Offering quality to your clients is part of a Muslim’s mission to get the good in this world and in the hereafter. So, whether it is a physical product that you are selling or a service such as marketing consultancy and advertising, the concept is the same.

“And give full measure when you measure, and weigh with an even balance. That is the best [way] and best in result”. – [Quran – Surah al-A’rah, 35]

In Islamic literature, the words Ihsan and Itqan are used to refer to “quality,” which means perfection or a desire for excellence, perpetual self-evaluation, and so on. Itqan means “goodness” and represents the level of quality work, implying putting in the effort or performing a task in such a way that the highest or best results are obtained.

Solution: Going about your content creation process with ChatGPT only playing a supporting role and making research your top priority will yield better results than giving it undue importance. Remember, as a content marketer you are the creator. You have the creativity and talent and ChatGPT is just a tool.

General Pitfalls of Using ChatGPT

You should also be aware of other general short-comings of using ChatGPT as listed below:

Too Biased Language-Wise

ChatGPT has a certain bias to using words and sentences that renders all of its answers too formal. Some of its responses can also be too wordy and lack that human agility that makes a language more pleasant and cannot communicate in a colloquial style as humans do.

Lack of Emotional Triggers

As a marketer or advertiser, you know very well that most people buy due to emotional motivation rather than logic. ChatGPT is a machine and if you have ever used it you may have noticed that it lacks the prowess to trigger emotions in its responses.

Lack of Insight and Depth

Writing about the Muslim consumer market requires in-depth research to answer complex questions of which answers are not readily available. While ChatGPT can give you a standard answer with good grammatical accuracy, it does not give you its own insight.

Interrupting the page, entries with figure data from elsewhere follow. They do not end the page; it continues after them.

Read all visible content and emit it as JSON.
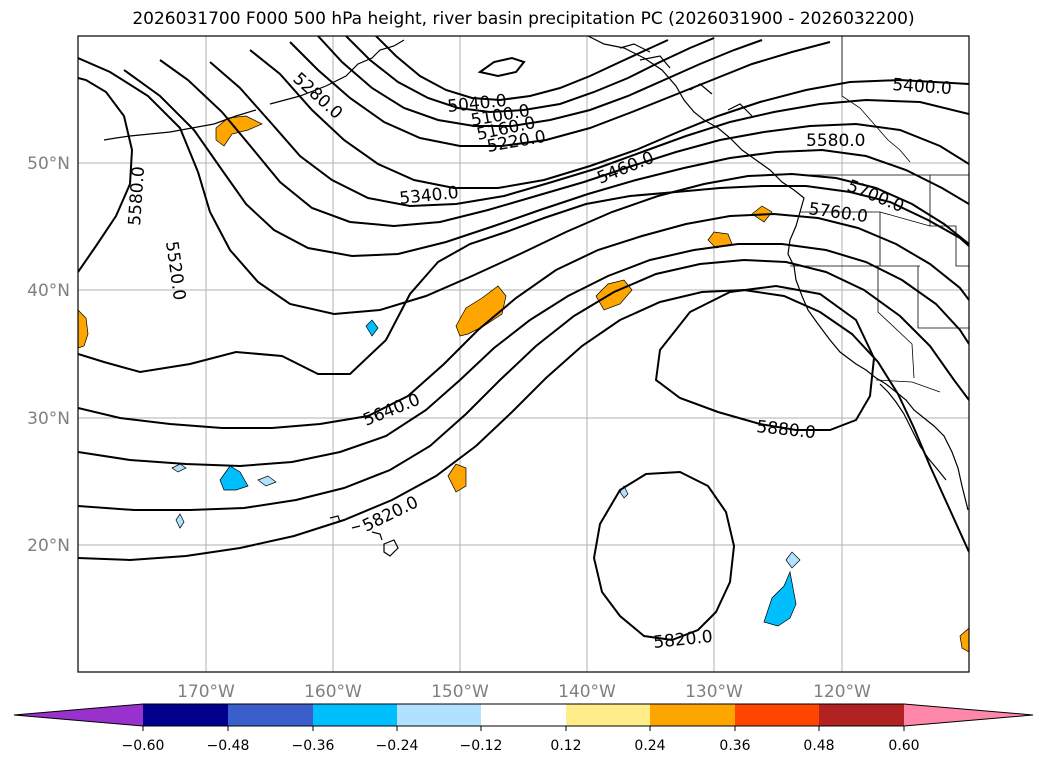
{
  "title": "2026031700 F000 500 hPa height, river basin precipitation PC (2026031900 - 2026032200)",
  "map": {
    "lat_labels": [
      "50°N",
      "40°N",
      "30°N",
      "20°N"
    ],
    "lon_labels": [
      "170°W",
      "160°W",
      "150°W",
      "140°W",
      "130°W",
      "120°W"
    ],
    "gridlines": true,
    "coastline_color": "#000000",
    "contour_color": "#000000",
    "contour_labels": [
      "5040.0",
      "5100.0",
      "5160.0",
      "5220.0",
      "5280.0",
      "5340.0",
      "5400.0",
      "5460.0",
      "5520.0",
      "5580.0",
      "5580.0",
      "5640.0",
      "5700.0",
      "5760.0",
      "5820.0",
      "5820.0",
      "5880.0"
    ]
  },
  "colorbar": {
    "tick_labels": [
      "−0.60",
      "−0.48",
      "−0.36",
      "−0.24",
      "−0.12",
      "0.12",
      "0.24",
      "0.36",
      "0.48",
      "0.60"
    ],
    "colors": [
      "#9932cc",
      "#00008b",
      "#3a5fcd",
      "#00bfff",
      "#b0e2ff",
      "#ffffff",
      "#ffec8b",
      "#ffa500",
      "#ff4500",
      "#b22222",
      "#ff88aa"
    ],
    "extend": "both"
  },
  "precip_colors": {
    "positive_low": "#ffec8b",
    "positive_mid": "#ffa500",
    "negative_low": "#b0e2ff",
    "negative_mid": "#00bfff"
  }
}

It just summarizes what it can find in its own data in an overly detailed manner that may look like an in-depth answer to the untrained eye.

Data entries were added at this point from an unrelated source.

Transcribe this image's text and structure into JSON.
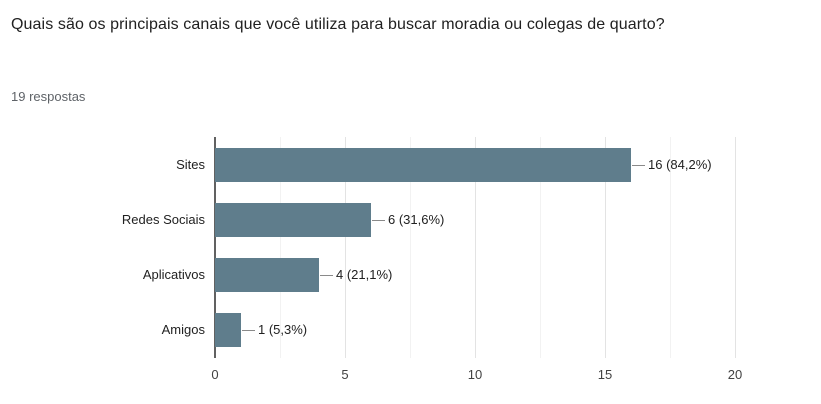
{
  "question": {
    "title": "Quais são os principais canais que você utiliza para buscar moradia ou colegas de quarto?",
    "responses": "19 respostas"
  },
  "chart_data": {
    "type": "bar",
    "orientation": "horizontal",
    "title": "Quais são os principais canais que você utiliza para buscar moradia ou colegas de quarto?",
    "subtitle": "19 respostas",
    "categories": [
      "Sites",
      "Redes Sociais",
      "Aplicativos",
      "Amigos"
    ],
    "values": [
      16,
      6,
      4,
      1
    ],
    "value_labels": [
      "16 (84,2%)",
      "6 (31,6%)",
      "4 (21,1%)",
      "1 (5,3%)"
    ],
    "xlim": [
      0,
      20
    ],
    "xticks": [
      "0",
      "5",
      "10",
      "15",
      "20"
    ],
    "minor_grid_step": 2.5,
    "grid": true,
    "legend": "none",
    "colors": {
      "bar": "#5f7d8c",
      "baseline": "#616161",
      "major_gridline": "#e3e3e3",
      "minor_gridline": "#f2f2f2",
      "callout_line": "#8a8a8a",
      "label_text": "#212121",
      "tick_text": "#424242",
      "subtitle_text": "#5f6368"
    }
  }
}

To add perspective to the three aspects above I asked ChatGPT what a person should do when bitten by an ant while performing the Islamic prayer. If I asked a human being the same question they would most probably say, “I would continue praying and take care of the bite after I finish my prayers”.

However, the way ChatGPT is designed you will get a more detailed explanation that includes the aspects we mentioned above.

ChatGPT on Islamic prayer

Conclusion

Muslim marketers and advertisers must be particularly careful when using ChatGPT for content. There is no excuse for spreading false or inaccurate information that misleads clients and customers and violates any part of the Islamic principles of running a business including communication and media.

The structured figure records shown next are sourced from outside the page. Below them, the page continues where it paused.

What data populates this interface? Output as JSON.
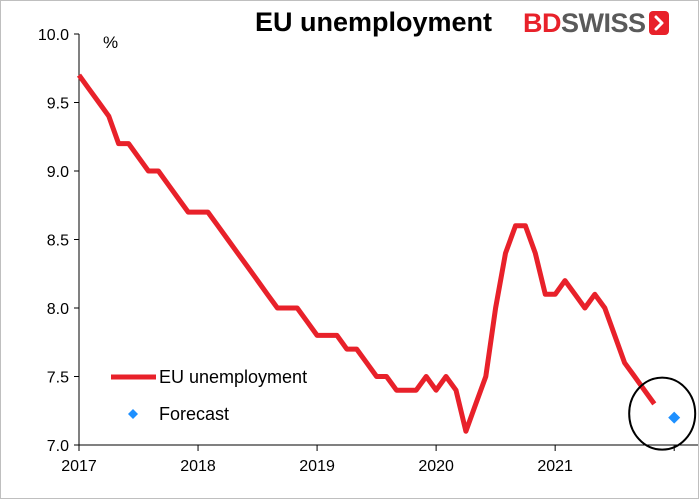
{
  "chart_data": {
    "type": "line",
    "title": "EU unemployment",
    "unit": "%",
    "brand": {
      "name_part1": "BD",
      "name_part2": "SWISS",
      "logo_icon": "bdswiss-logo-icon"
    },
    "ylim": [
      7.0,
      10.0
    ],
    "y_ticks": [
      "7.0",
      "7.5",
      "8.0",
      "8.5",
      "9.0",
      "9.5",
      "10.0"
    ],
    "xlim": [
      2017.0,
      2022.2
    ],
    "x_ticks": [
      "2017",
      "2018",
      "2019",
      "2020",
      "2021"
    ],
    "grid": false,
    "legend_position": "bottom-left",
    "series": [
      {
        "name": "EU unemployment",
        "color": "#e8212a",
        "points": [
          [
            2017.0,
            9.7
          ],
          [
            2017.083,
            9.6
          ],
          [
            2017.167,
            9.5
          ],
          [
            2017.25,
            9.4
          ],
          [
            2017.333,
            9.2
          ],
          [
            2017.417,
            9.2
          ],
          [
            2017.5,
            9.1
          ],
          [
            2017.583,
            9.0
          ],
          [
            2017.667,
            9.0
          ],
          [
            2017.75,
            8.9
          ],
          [
            2017.833,
            8.8
          ],
          [
            2017.917,
            8.7
          ],
          [
            2018.0,
            8.7
          ],
          [
            2018.083,
            8.7
          ],
          [
            2018.167,
            8.6
          ],
          [
            2018.25,
            8.5
          ],
          [
            2018.333,
            8.4
          ],
          [
            2018.417,
            8.3
          ],
          [
            2018.5,
            8.2
          ],
          [
            2018.583,
            8.1
          ],
          [
            2018.667,
            8.0
          ],
          [
            2018.75,
            8.0
          ],
          [
            2018.833,
            8.0
          ],
          [
            2018.917,
            7.9
          ],
          [
            2019.0,
            7.8
          ],
          [
            2019.083,
            7.8
          ],
          [
            2019.167,
            7.8
          ],
          [
            2019.25,
            7.7
          ],
          [
            2019.333,
            7.7
          ],
          [
            2019.417,
            7.6
          ],
          [
            2019.5,
            7.5
          ],
          [
            2019.583,
            7.5
          ],
          [
            2019.667,
            7.4
          ],
          [
            2019.75,
            7.4
          ],
          [
            2019.833,
            7.4
          ],
          [
            2019.917,
            7.5
          ],
          [
            2020.0,
            7.4
          ],
          [
            2020.083,
            7.5
          ],
          [
            2020.167,
            7.4
          ],
          [
            2020.25,
            7.1
          ],
          [
            2020.333,
            7.3
          ],
          [
            2020.417,
            7.5
          ],
          [
            2020.5,
            8.0
          ],
          [
            2020.583,
            8.4
          ],
          [
            2020.667,
            8.6
          ],
          [
            2020.75,
            8.6
          ],
          [
            2020.833,
            8.4
          ],
          [
            2020.917,
            8.1
          ],
          [
            2021.0,
            8.1
          ],
          [
            2021.083,
            8.2
          ],
          [
            2021.167,
            8.1
          ],
          [
            2021.25,
            8.0
          ],
          [
            2021.333,
            8.1
          ],
          [
            2021.417,
            8.0
          ],
          [
            2021.5,
            7.8
          ],
          [
            2021.583,
            7.6
          ],
          [
            2021.667,
            7.5
          ],
          [
            2021.75,
            7.4
          ],
          [
            2021.833,
            7.3
          ]
        ]
      },
      {
        "name": "Forecast",
        "color": "#1e90ff",
        "marker": "diamond",
        "points": [
          [
            2022.0,
            7.2
          ]
        ]
      }
    ],
    "annotations": [
      {
        "type": "circle",
        "around": [
          2022.0,
          7.2
        ],
        "color": "#000000"
      }
    ]
  }
}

There are numerous issues with ChatGPT that make it unsuitable for unsupervised content generation. It has biases and does not produce content that appears natural and contains no genuine insights.

Furthermore, its inability to feel or generate unique ideas makes it an unsuitable candidate for creating human expressions.

You should use detailed prompts merely to produce content that can be considered superior to the default content it generates.

Finally, human scrutiny of machine-generated content is not always sufficient, as ChatGPT content has been optimized to sound correct even when it is not.

You must be a subject-matter expert who can distinguish between correct and incorrect content on the subject of Muslim marketing and advertising and the halal industry.